According to a new investigation

Mar 11, 2010 16:03 GMT  ·  By
A brown or red dwarf may be lurking in the outer fringes of our solar system
   A brown or red dwarf may be lurking in the outer fringes of our solar system

Experts believe that the possibility of another star existing within our solar system may not be as remote as initially thought. Experts believe that a dark body, several times the mass of Jupiter, may be making its way through our surroundings, at times kicking comets within the inner solar system. The body, called “Nemesis” or “The Death Star,” may be a yet-undetected red or brown dwarf star that is very cold, and therefore out of the viewing range of infrared telescopes, Space reports.

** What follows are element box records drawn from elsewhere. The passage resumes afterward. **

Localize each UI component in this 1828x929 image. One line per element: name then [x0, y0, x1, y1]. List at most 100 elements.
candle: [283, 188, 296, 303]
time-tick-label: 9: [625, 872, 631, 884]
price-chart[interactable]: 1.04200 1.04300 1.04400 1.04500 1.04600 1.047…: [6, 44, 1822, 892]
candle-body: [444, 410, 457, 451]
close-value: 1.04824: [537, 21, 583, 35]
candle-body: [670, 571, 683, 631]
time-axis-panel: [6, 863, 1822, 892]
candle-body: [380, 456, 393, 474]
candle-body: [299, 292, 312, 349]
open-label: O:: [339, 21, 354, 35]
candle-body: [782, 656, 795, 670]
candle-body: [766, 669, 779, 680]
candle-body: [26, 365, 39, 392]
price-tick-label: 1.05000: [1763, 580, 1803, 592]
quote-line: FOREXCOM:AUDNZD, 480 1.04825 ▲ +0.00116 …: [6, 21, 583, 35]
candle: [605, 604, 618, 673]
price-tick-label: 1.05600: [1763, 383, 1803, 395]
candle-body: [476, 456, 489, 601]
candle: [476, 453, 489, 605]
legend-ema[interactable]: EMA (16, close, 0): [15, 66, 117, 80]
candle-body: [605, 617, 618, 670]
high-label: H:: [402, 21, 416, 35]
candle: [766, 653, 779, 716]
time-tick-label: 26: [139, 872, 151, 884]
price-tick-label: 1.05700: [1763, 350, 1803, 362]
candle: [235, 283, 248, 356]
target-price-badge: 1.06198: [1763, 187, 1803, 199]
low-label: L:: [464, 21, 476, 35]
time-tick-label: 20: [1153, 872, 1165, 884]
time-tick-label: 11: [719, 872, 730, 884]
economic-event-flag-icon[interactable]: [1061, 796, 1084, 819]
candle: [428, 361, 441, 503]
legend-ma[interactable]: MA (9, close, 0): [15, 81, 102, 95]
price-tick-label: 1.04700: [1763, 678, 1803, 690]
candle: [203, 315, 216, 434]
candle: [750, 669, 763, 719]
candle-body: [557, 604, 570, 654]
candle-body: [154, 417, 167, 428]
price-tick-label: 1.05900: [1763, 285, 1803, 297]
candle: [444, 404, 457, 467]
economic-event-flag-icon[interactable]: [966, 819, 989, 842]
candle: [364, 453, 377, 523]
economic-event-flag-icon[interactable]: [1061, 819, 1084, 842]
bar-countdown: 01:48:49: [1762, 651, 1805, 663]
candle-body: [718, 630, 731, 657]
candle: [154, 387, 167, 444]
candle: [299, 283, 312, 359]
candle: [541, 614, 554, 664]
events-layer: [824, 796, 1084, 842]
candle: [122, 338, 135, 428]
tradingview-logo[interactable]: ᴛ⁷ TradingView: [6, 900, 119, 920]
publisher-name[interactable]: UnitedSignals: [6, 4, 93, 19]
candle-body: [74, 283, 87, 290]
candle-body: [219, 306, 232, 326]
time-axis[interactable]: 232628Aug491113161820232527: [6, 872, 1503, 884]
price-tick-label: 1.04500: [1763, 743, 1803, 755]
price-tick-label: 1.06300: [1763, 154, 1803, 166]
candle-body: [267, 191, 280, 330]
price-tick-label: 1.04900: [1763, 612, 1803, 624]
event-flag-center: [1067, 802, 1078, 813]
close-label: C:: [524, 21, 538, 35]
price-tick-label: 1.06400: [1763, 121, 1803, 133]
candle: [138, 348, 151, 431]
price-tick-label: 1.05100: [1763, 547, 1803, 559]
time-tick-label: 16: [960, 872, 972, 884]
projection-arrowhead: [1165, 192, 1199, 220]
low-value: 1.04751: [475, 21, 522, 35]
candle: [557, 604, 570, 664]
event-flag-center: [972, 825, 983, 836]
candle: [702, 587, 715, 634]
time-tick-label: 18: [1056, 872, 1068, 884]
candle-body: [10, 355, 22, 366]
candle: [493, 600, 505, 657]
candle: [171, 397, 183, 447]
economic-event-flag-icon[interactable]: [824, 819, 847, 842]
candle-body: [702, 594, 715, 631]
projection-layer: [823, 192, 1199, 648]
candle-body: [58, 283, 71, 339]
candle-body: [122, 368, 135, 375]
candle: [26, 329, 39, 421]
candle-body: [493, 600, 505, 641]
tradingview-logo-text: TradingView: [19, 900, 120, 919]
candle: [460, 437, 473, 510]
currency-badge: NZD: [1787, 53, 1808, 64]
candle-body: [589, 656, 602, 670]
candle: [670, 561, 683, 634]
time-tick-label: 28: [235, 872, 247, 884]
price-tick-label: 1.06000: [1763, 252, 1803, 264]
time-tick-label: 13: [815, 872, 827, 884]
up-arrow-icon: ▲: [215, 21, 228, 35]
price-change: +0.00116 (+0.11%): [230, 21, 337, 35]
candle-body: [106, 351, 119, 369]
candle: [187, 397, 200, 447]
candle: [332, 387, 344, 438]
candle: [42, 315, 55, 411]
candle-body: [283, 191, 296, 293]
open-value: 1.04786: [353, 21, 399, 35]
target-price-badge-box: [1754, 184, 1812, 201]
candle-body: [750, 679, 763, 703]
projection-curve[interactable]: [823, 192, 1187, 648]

Over the years, many experts have proposed that a hidden star in the solar system may be responsible for the mass extinctions on Earth. Some scientists have suggested that these events take place in 26-million-year intervals, and that they may be caused by the disturbances triggered by the interactions between the Sun and Nemesis. The comets that pose the most threats to the Earth come from the Oort Cloud, which is a massive collection of icy bodies that lurks in the outer fringes of the solar system. If a large, brown dwarf indeed roamed around them, then this would explain why they are periodically stirred.

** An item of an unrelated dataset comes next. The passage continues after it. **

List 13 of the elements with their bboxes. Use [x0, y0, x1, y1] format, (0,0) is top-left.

While the scientific debate on whether a dark companion to the Sun is causing mass extinctions on Earth at predetermined intervals is far from over, experts now have other reasons to suspect such a rogue star. Researchers give the example of the Kuiper Belt object Sedna, which by all accounts shouldn't be at its current location. Mike Brown, the California Institute of Technology (Caltech) astronomer that found the body, says, “Sedna shouldn't be there. There's no way to put Sedna where it is. It never comes close enough to be affected by the Sun, but it never goes far enough away from the Sun to be affected by other stars.”

This celestial body completes one orbit around the Sun (one year) in 10.5 to 12 thousand Earth years, the expert adds. Only the external influence of another massive body on the outer fringes of the solar system would make sense of its orbit and behavior. “My surveys have always looked for objects closer and thus moving faster. I would have easily overlooked something so distant and slow moving as Nemesis,” Brown tells Astrobiology Magazine. “I think the possibility that the Sun could harbor a companion of another sort is not a crazy idea. There might be a distant object in a more stable, more circular orbit that has gone unnoticed so far,” Caltech expert Davy Kirkpatrick, who is based at the NASA Infrared Processing and Analysis Center, says.